Perché spesso l’uso dei probiotici è percepito come fallimentare? Il caso dei probiotici di precisione

Nell’ultimo secolo lo sviluppo di batteri probiotici ha subito un notevole sviluppo grazie alle nuove tecniche di lavorazione e alle moderne metodiche di analisi genetica.

Si è passati dai lattobacilli ai bifidobatteri, organismi molto più complessi, con capacità metaboliche superiori rispetto ai lattobacilli ma che richiedono processi lavorativi più sofisticati per ottenere prodotti finiti che garantiscano una adeguata colonizzazione dell’ospite.

Successivamente la ricerca, con l’ausilio delle moderne analisi genomiche, ha permesso di identificare specie e ceppi particolari tra i lattobacilli e i bifidobatteri che possiedono caratteristiche che li rendono unici, ponendo le basi per associare ad un ceppo probiotico specifico la soluzione ad una determinata problematica.

Nell’articolo pubblicato di recente su Nature Moving from probiotics to precision probiotics i ricercatori hanno esaminato in modo critico come e perché l’uso dei probiotici venga percepito in maniera discordante sia dalla classe medica che dai soggetti che ne fanno uso.

Quali sono i limiti nell’uso di ceppi probiotici oggi?

In primo luogo, bisogna esaminare come gli integratori probiotici vengono utilizzati dalla classe medica e dai pazienti; questi, infatti, vengono consumati come prodotti che apportano benefici in maniera omogenea, senza distinzione tra specie o ceppi. Questo approccio è in netto contrasto con la letteratura scientifica che riconosce un’efficacia dei probiotici specifica per ceppo e per indicazione.

Tale approccio errato si deve affiancare alle problematiche che normalmente un prodotto probiotico può avere come l’interazione con il microbiota dell’ospite, variabile da individuo a individuo, per età, dieta seguita e grado di colonizzazione più o meno persistente al termine della somministrazione.

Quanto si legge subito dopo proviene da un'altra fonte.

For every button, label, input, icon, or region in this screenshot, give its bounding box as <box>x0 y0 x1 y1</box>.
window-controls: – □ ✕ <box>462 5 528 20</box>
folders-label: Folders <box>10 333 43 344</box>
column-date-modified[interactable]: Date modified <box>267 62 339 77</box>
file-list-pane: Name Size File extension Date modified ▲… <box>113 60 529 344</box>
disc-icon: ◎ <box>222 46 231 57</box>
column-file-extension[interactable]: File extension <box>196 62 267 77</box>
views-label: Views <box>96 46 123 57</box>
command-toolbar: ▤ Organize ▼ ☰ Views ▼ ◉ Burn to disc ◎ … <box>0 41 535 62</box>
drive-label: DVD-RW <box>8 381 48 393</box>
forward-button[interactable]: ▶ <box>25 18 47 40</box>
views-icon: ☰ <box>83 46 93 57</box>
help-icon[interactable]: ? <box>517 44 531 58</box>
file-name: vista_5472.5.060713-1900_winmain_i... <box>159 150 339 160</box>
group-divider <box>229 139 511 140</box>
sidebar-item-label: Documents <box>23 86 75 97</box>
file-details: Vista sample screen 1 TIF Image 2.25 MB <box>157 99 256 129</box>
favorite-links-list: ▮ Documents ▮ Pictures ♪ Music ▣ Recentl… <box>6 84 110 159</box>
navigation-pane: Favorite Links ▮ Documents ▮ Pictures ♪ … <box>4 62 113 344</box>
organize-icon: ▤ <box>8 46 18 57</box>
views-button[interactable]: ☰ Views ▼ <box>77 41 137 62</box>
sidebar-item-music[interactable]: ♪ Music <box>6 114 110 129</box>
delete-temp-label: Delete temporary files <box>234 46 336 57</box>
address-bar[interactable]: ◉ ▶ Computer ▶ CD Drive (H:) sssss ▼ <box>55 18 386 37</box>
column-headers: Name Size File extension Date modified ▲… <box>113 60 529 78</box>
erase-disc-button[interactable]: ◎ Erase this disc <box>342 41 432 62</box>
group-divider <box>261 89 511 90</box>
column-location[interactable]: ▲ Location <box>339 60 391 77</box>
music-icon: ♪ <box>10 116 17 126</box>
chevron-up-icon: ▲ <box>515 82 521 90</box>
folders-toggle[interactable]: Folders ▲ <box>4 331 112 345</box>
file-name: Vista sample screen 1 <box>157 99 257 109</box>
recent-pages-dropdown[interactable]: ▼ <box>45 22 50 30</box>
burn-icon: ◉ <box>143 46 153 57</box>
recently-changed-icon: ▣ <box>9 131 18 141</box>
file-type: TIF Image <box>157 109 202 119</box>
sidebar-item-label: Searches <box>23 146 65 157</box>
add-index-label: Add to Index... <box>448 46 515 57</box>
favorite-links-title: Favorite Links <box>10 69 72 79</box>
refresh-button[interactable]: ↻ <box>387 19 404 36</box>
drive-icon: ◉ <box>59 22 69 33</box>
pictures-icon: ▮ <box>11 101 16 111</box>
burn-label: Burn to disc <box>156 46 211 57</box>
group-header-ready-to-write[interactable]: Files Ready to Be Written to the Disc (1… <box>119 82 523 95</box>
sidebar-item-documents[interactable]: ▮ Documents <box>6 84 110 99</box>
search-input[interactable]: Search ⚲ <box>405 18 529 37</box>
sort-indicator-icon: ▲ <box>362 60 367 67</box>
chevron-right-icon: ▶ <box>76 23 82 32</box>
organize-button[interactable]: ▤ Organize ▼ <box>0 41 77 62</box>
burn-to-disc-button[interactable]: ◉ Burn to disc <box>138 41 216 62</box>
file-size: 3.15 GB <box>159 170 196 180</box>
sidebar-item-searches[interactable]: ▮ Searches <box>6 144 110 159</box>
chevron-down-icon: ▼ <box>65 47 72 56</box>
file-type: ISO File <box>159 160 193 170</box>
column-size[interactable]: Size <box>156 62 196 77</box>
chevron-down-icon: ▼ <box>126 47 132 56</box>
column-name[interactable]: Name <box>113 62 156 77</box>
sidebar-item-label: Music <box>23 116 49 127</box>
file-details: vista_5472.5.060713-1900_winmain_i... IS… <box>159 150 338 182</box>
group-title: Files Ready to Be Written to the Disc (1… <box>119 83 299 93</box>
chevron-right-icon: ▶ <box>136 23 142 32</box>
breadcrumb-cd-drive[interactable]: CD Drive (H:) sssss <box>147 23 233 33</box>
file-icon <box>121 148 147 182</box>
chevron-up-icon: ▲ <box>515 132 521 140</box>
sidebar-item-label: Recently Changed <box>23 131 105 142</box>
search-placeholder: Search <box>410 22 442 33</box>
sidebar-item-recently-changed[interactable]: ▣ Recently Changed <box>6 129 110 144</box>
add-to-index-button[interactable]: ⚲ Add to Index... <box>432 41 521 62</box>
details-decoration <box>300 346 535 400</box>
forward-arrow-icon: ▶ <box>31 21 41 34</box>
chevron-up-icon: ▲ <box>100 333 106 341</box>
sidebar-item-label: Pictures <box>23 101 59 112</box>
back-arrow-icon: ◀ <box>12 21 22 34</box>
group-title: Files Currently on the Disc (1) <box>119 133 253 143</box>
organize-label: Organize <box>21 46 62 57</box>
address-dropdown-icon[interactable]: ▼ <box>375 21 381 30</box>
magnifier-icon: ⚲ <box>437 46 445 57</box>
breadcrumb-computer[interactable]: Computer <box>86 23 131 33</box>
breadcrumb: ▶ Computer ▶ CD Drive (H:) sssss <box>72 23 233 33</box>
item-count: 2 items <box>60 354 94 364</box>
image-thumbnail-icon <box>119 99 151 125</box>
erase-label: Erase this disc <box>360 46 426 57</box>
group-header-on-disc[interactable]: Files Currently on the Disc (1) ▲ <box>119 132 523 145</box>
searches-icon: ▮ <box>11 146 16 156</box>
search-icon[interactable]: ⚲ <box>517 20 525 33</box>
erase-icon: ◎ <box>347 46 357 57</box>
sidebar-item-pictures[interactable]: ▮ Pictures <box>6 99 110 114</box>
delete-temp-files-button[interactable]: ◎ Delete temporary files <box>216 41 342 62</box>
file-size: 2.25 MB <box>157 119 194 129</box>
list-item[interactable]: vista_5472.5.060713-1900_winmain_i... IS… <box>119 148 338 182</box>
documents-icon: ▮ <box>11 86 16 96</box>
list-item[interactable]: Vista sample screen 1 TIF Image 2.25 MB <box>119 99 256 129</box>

Questo impatto variabile è associato ad una scarsa risposta dell’ospite e suggerisce come l’attuale approccio empirico ai probiotici sia limitato dall’incapacità di prevedere un effetto sul soggetto.

Come ci si dovrebbe approcciare all’uso corretto dei probiotici?

Le moderne metodiche di analisi genomica hanno portato a identificare nuovi ceppi batterici e, insieme alle più avanzate metodiche di coltivazione, si sono potuti sviluppare dei ceppi, soprattutto anaerobi stretti, che fino a ieri era impossibile da produrre come ad esempio Akkermansia muciniphila e Faecalibacterium prausnitzii.

Il nuovo approccio allo sviluppo e alla scoperta di ceppi così specifici da essere definiti “probiotici di precisione”, deve essere concepito in maniera similare alla scoperta di nuovi farmaci. Questi batteri, infatti, vengono studiati prima per il loro fenotipo, ovvero le caratteristiche che li rendono unici e poi per il loro target d’azione, ovvero il sito dove espletano le loro azioni metaboliche in grado di modificare lo stato di salute dell’ospite.

Una dimostrazione concreta di questa strategia è rappresentata dallo sviluppo del ceppo batterico Hafnia alvei HA4597.

Questo microrganismo è stato selezionato in quanto capace di produrre ClpB, un neuropeptide che mima l’azione dell’ormone saziante nell’uomo. L’effetto “anoressizzante” dell’Hafnia alvei HA4597 è stato mostrato prima nei topi ed oggi oggetto di studio sull’uomo, nel tentativo di trovare una soluzione efficace e sicura per aumentare la compliance alla dieta ipocalorica dei soggetti in sovrappeso.

L’esempio illustra come la comprensione dei meccanismi molecolari tra microrganismi e uomo possa indirizzare all’uso di probiotici di precisione facilmente utilizzabili nella medicina e nella nutrizione e che possano garantire un successo terapeutico; per questo motivo i ricercatori suggeriscono di sviluppare delle vere e proprie “linee guida” nell’uso dei probiotici.